During Tuesday’s meeting Ward 5 Councilman Sam Randolph proposed increasing the council’s discretionary funding by $5,000 to help with small projects in each ward. The council currently receives $7,500 each in discretionary funding.
“In the past, the council got $15,000 in discretionary funds,” Randolph said. “We have given to the employees by giving them a Christmas raise and now its time that we look out for our citizens.”
Randolph proposed the discretionary increase be funded through the half-cent sales tax fund, which was initially pitched as a way to give employees a raise. Discussion about the tax also centered on discretionary funding, according to Ward 1 Councilman Cecil Williamson.
The half-cent tax fund currently contains less than $80,000. A $5,000 increase for each of the nine members of the Selma City Council would total $45,000.
The proposed increase wouldn’t affect the council’s paycheck. Discretionary funds are normally distributed to charitable organizations or requests from citizens. Forms requesting discretionary money are passed around at each meeting. Councilmen can choose to contribute a portion of the funds or none at all.

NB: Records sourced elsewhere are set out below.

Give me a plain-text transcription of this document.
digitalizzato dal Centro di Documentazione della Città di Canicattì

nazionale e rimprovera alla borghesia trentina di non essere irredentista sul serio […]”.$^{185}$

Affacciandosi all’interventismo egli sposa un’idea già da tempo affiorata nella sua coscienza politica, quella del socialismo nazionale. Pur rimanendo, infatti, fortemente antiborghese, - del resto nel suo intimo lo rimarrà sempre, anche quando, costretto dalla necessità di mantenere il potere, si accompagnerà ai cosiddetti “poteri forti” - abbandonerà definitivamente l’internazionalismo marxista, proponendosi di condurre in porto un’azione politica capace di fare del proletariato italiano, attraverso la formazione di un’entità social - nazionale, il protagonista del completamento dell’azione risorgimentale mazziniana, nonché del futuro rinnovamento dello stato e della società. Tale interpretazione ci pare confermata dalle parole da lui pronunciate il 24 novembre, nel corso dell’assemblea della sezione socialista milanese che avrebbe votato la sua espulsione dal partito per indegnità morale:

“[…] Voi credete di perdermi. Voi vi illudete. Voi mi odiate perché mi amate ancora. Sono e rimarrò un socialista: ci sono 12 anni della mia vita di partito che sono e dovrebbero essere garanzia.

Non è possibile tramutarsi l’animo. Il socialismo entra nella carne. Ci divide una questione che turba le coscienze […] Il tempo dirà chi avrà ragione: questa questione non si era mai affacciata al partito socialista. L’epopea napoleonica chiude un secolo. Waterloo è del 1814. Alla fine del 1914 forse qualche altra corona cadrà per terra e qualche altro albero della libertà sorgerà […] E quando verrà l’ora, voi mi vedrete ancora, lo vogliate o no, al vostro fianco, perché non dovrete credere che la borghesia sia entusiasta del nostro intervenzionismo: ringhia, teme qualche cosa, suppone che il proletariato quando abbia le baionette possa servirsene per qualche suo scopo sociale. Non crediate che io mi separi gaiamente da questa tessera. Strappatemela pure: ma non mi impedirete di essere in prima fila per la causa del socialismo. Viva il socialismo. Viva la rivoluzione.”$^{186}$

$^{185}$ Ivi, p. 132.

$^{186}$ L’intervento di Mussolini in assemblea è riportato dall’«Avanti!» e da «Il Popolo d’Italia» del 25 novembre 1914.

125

Williamson said the funds aren’t normally used for capital improvements, like paving roads, because of the cost.
“Most people just use their discretionary funds to give to organizations,” Williamson said. “In my time on the council, I can’t remember a time it was designated for capital improvements. It would not make a big difference in capital improvements, but you could get a couple of potholes fixed.”
The council voted on increasing funds during its meeting Tuesday. Three council members voted in favor, but Ward 8 Councilman Michael Johnson tabled the increase during his vote so the council had more time to discuss the increase.
“I think there are just some things that our city needs to consider a little harder,” Johnson said. “Let’s look at the budget a little bit more before we make a decision on increasing funds, but it is definitely something we will attend to.”
The discretionary increase is scheduled to be discussed at the council’s Jan. 23 work session.